Habertürk
    Takipde Kalın!
      Günlük gelişmeleri takip edebilmek için habertürk uygulamasını indirin

        Yaz mevsimini geride bırakıp sonbahara girmeye hazırlanırken açıklanan iki veri ekonominin iyice ısındığına işaret ediyor. Bunlardan biri enflasyon, diğeri sanayi üretimi öncü göstergesi olan Satınalma Endeksi.

        - Ağustos ayı ile birlikte enflasyon da yeniden çift haneye yükseldi.

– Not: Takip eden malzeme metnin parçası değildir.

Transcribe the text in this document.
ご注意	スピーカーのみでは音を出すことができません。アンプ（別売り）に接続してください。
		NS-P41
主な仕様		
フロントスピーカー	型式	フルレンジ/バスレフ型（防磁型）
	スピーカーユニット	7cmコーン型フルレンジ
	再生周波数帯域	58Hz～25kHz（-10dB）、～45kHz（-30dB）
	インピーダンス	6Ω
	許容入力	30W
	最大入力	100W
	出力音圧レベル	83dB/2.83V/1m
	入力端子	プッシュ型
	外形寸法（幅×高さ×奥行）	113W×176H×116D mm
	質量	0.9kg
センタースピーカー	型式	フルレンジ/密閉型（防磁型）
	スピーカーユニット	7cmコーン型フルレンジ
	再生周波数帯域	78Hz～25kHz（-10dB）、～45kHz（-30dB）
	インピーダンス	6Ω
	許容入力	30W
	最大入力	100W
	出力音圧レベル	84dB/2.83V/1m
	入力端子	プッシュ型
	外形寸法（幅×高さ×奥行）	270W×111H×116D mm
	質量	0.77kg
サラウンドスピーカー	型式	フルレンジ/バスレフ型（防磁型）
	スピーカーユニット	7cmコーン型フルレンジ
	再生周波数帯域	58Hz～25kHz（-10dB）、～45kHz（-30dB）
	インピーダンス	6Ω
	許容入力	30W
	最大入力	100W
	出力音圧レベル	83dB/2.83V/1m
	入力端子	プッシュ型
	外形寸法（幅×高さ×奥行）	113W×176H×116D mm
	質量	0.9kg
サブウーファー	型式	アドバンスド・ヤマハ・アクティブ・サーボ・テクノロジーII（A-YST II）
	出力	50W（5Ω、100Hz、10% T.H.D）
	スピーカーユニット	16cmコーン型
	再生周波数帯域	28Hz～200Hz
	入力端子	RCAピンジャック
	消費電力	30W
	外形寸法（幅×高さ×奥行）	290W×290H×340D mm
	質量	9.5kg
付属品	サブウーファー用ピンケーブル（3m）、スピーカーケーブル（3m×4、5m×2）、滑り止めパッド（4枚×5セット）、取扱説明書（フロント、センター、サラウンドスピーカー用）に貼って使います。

Tüketici fiyatları yıllık artışı yüzde 9.79’dan 10.68’e çıktı. Bu artışa yol açan ağustos ayı rakamı yüzde 0.52’lik enflasyondu. Geçen yılın ağustosunda yüzde 0.29 düşüş yönünde olduğundan bu yılki 0.52’nin yıllık enflasyona etkisi fazlaca oldu. Çift haneye çıkılacağı beklenen bir durumdu. Ama aylık oran biraz yüksek çıktı.

        - Enflasyon bu ay da yüksek çıkabilir. Çünkü bu yılki momentumu daha güçlü. Ağustos ayından görünen de daha yüksek oranlı fiyatlamalarla karşılaştığımız yönünde. Geçen yılın eylülündeki enflasyon ise yüzde 0.18 ile bu yılki ortalamanın bir hayli altında. Bu rakamın üzerinde gelecek her oran yıllık enflasyonu daha yukarıya taşıyacak. Muhtemelen eylülde enflasyon yüzde 11’in üzerine çıkabilir.

        - Sonraki üç ay işimiz kolaylaşacak. İşte o üç aylık düşüşle yüzde 11’in üzerine çıkan enflasyonu yüzde 10’un altına çekmek durumundayız. Küresel piyasalarda kuvvetli bir fırtına çıkmazsa muhtemelen yılı tek haneli rakamlarla tamamlayabiliriz. Hükümetin de bu yönde kararlılığının olması pozitif bir gelişme.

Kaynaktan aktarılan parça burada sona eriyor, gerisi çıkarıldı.